To submit this program, just submit your MATLAB program (the master job) as a serial (single-core) job:

bsub -R light -n 1 -W "120:00" -R "rusage[mem=2048]" matlab -nodisplay -singleCompThread -r simulation

The master job is assumed to not need much CPU power; however, it may need to run for a long time since it needs to wait for the parallel pool job to start and run. This is why you should submit the master job with the “-R light” option and request ample runtime.

You must not use the -nojvm MATLAB argument but you should include the -singleCompThread MATLAB argument. MATLAB is quite memory-hungry, so request at least 2 GB of memory as shown above.

Older versions of MATLAB used a matlabpool instead of a parpool.

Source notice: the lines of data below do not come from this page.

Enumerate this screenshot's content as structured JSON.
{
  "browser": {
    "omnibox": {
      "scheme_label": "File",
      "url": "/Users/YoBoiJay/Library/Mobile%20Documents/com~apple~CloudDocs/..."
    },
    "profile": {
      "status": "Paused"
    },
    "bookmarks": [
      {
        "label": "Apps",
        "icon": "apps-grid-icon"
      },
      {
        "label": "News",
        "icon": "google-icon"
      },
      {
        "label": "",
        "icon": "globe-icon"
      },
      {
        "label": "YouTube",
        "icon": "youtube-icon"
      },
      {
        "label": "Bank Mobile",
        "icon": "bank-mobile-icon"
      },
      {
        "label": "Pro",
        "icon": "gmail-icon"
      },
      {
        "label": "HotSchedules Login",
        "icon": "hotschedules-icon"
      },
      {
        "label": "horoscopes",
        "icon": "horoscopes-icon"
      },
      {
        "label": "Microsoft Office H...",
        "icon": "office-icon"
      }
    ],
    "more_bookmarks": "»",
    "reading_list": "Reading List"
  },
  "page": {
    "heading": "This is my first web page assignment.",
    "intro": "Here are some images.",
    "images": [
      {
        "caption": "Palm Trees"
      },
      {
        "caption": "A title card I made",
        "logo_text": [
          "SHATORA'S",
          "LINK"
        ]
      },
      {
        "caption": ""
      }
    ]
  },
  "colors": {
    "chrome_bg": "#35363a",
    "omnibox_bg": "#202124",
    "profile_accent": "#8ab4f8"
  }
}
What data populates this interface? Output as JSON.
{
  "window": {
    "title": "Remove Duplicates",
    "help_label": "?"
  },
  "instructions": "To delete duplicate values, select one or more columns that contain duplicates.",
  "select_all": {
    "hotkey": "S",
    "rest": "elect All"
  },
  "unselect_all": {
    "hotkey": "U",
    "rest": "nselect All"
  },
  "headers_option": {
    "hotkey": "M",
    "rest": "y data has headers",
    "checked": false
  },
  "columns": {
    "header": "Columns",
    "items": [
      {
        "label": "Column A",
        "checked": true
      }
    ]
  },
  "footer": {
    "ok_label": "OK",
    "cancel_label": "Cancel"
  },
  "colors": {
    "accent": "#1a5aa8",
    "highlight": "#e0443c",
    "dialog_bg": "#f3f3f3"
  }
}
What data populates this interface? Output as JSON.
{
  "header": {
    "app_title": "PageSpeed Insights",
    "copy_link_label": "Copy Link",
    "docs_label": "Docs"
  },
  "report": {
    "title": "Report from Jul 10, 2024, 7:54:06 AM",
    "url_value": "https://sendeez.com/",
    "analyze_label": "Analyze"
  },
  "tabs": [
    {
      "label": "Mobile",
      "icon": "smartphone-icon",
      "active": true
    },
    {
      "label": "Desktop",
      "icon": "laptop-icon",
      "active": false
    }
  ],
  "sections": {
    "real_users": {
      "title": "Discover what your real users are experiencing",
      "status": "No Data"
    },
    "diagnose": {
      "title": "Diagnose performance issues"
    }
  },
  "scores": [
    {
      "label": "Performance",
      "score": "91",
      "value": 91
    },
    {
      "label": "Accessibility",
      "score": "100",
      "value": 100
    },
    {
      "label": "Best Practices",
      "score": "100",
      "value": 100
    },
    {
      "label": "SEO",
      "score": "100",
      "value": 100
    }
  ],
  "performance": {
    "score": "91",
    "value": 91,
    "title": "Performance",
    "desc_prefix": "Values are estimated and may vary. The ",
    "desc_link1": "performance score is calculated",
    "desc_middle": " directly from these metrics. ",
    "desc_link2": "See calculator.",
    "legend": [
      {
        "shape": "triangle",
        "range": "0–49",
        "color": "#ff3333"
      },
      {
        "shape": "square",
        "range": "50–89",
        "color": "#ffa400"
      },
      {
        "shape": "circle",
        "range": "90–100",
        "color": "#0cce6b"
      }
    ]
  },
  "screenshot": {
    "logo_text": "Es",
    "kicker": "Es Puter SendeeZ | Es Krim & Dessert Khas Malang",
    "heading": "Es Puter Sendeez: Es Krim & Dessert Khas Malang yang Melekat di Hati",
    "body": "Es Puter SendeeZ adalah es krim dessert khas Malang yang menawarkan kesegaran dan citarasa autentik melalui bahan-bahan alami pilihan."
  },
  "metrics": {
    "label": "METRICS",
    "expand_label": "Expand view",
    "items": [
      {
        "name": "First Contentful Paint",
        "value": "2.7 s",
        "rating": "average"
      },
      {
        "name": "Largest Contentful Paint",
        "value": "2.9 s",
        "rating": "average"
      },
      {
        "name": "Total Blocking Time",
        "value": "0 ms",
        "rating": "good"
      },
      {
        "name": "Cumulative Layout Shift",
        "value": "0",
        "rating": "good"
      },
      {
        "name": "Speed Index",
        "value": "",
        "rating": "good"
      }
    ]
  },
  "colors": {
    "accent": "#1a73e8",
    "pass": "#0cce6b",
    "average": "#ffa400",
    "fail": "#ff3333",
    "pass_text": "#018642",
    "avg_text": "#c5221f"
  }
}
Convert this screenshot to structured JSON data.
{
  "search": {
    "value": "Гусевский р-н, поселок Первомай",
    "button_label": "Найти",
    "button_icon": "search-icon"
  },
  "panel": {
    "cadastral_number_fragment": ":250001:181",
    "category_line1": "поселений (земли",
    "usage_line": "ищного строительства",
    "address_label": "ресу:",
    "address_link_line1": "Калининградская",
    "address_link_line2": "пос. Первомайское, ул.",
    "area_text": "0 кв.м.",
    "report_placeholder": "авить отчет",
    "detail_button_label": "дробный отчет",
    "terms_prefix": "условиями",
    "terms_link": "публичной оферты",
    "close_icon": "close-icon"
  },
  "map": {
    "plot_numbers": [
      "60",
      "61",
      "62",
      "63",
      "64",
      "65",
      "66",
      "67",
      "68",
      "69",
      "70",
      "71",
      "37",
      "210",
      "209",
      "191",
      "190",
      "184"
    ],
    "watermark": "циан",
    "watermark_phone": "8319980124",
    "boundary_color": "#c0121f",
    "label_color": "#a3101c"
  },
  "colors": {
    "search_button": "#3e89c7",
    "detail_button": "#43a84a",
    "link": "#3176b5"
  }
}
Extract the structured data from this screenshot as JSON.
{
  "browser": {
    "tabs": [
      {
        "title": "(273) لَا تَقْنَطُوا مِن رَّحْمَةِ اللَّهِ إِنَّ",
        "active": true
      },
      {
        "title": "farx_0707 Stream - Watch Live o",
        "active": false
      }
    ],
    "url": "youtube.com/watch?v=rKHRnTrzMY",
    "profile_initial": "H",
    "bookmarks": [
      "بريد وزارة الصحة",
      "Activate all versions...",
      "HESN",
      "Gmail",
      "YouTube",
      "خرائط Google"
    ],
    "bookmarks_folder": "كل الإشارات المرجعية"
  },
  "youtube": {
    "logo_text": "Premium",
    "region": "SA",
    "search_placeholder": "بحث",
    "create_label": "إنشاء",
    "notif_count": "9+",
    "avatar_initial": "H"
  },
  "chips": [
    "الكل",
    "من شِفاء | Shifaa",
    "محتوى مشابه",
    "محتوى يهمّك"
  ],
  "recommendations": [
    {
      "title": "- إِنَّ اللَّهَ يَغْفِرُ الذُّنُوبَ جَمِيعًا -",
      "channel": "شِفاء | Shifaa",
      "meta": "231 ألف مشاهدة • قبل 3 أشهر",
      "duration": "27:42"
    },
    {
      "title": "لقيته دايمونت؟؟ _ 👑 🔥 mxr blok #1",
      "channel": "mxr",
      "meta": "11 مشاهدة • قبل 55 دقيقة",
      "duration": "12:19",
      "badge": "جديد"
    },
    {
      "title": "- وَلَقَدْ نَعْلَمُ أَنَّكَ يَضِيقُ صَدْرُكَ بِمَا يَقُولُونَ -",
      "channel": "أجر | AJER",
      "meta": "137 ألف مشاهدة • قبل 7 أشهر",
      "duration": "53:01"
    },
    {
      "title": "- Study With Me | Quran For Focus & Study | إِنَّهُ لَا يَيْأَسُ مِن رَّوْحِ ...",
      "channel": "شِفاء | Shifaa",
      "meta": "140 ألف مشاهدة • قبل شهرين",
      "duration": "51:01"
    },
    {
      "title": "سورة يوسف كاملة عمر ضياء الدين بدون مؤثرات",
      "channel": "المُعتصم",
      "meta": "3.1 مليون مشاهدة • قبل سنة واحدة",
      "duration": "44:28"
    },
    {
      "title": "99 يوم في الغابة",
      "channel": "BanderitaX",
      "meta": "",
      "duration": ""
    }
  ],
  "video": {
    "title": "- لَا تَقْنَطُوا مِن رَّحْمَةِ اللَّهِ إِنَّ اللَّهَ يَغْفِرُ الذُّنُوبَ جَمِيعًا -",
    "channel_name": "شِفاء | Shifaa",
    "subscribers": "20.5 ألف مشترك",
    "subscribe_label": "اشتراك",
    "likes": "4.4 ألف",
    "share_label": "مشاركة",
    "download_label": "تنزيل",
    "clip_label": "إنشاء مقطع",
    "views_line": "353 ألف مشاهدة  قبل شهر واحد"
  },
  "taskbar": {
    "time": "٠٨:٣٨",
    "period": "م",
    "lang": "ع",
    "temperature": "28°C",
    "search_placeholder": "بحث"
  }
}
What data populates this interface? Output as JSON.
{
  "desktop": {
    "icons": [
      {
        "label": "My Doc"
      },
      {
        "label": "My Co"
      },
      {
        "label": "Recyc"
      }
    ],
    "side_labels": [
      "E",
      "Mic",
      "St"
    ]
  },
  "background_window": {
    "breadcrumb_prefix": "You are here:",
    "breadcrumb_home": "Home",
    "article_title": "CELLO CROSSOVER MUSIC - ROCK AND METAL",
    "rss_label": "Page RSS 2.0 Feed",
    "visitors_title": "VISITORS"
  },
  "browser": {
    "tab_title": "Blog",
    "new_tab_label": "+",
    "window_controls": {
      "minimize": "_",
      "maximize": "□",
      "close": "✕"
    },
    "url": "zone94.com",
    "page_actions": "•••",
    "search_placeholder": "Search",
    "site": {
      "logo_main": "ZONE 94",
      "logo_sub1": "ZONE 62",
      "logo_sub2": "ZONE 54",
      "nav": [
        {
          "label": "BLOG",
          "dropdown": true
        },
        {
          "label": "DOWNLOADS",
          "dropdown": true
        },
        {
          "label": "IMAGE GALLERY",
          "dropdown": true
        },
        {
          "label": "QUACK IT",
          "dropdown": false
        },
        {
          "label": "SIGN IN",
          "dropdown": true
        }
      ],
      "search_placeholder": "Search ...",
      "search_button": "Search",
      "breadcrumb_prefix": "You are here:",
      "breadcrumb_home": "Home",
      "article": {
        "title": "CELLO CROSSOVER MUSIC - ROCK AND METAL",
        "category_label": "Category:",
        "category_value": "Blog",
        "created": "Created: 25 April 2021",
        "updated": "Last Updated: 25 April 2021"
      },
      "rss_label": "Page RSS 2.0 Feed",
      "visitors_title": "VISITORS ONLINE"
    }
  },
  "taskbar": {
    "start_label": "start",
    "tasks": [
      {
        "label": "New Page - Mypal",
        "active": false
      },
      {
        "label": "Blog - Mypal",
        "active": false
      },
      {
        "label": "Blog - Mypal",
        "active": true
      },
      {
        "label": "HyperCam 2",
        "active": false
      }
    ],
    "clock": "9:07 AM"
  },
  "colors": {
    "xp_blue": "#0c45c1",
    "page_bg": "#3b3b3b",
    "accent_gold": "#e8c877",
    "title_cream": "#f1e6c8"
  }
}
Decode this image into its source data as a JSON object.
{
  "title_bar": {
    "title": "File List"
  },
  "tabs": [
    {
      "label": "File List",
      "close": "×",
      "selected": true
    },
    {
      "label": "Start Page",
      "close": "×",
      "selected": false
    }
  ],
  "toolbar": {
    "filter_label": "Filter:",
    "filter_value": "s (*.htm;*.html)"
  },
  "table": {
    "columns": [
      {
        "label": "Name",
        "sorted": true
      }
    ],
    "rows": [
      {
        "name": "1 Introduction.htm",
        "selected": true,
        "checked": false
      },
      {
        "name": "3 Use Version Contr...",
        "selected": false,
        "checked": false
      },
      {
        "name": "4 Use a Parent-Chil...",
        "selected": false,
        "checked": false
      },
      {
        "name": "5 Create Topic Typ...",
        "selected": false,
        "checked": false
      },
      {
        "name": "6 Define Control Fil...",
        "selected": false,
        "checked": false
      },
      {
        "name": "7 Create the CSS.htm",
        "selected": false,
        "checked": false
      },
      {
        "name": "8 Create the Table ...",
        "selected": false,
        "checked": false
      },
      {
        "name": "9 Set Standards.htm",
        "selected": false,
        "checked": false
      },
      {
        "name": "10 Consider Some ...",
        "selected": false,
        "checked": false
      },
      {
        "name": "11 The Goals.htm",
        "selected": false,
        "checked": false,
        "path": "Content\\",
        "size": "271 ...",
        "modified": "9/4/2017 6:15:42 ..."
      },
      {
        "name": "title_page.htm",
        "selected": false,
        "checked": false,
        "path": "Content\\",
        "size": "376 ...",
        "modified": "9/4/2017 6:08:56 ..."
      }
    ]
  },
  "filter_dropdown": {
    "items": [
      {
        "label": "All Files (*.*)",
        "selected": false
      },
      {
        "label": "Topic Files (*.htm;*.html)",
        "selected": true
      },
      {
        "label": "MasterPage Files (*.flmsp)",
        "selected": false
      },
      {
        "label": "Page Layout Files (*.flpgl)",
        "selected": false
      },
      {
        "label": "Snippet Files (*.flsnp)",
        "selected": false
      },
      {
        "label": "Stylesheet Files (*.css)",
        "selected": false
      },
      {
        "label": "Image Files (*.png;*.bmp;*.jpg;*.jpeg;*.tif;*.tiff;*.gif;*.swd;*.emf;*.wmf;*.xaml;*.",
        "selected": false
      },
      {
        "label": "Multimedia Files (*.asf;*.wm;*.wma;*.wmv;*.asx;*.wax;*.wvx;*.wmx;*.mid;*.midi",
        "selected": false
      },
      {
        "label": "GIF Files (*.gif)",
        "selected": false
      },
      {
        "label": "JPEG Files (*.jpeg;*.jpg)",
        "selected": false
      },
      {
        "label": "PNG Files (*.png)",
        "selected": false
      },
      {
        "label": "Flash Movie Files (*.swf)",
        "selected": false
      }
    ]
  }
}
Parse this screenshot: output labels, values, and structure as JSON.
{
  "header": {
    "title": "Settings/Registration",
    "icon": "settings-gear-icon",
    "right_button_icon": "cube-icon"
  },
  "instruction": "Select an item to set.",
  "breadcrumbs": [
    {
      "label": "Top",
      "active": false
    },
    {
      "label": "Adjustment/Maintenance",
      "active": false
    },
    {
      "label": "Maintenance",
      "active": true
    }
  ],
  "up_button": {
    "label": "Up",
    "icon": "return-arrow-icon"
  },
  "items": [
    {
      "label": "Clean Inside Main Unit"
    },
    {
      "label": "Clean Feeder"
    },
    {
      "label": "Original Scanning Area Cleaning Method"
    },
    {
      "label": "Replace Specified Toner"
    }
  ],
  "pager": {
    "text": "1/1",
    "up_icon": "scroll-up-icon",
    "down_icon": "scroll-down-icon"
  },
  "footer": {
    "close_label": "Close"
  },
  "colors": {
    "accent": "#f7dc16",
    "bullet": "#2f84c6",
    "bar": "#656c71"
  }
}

Change the settings of an LSF parpool

You can change the settings of the LSF jobs that the LSF parpool will submit, such as requesting more time or memory. To do this, you must edit the LSF paramaters MATLAB will use when submitting the parallel job. For example, if you want to request 24 hours and 4 GB of RAM per worker in the above example, then add the line listed below in bold:

squares = zeros(10,1);
batch_job = parcluster('EulerLSF8h');
batch_job.SubmitArguments = '-W 24:00 -R "rusage[mem=4000]"'
pool = parpool(batch_job, 4);
parfor i = 1:10
    squares(i) = i^2;
end
disp(squares)
pool.delete()

Troubleshoot parallel jobs

Using parallel pools often results in hard-to-diagnose errors. Many of these errors are related to running several pools at the same time, which is not what MATLAB expects. If you encounter persistent problems starting pools, try to perform one of these commands. Before running them, make sure that you do not have a MATLAB processes running.

  1. Remove the matlab_metadat.mat file in your current working directory.
  2. Remove the $HOME/.matlab/local_cluster_jobs directory.
  3. Remove the entire $HOME/.matlab directory. Warning: Your MATLAB settings on Euler will be lost and you will need to re-import the pool profile.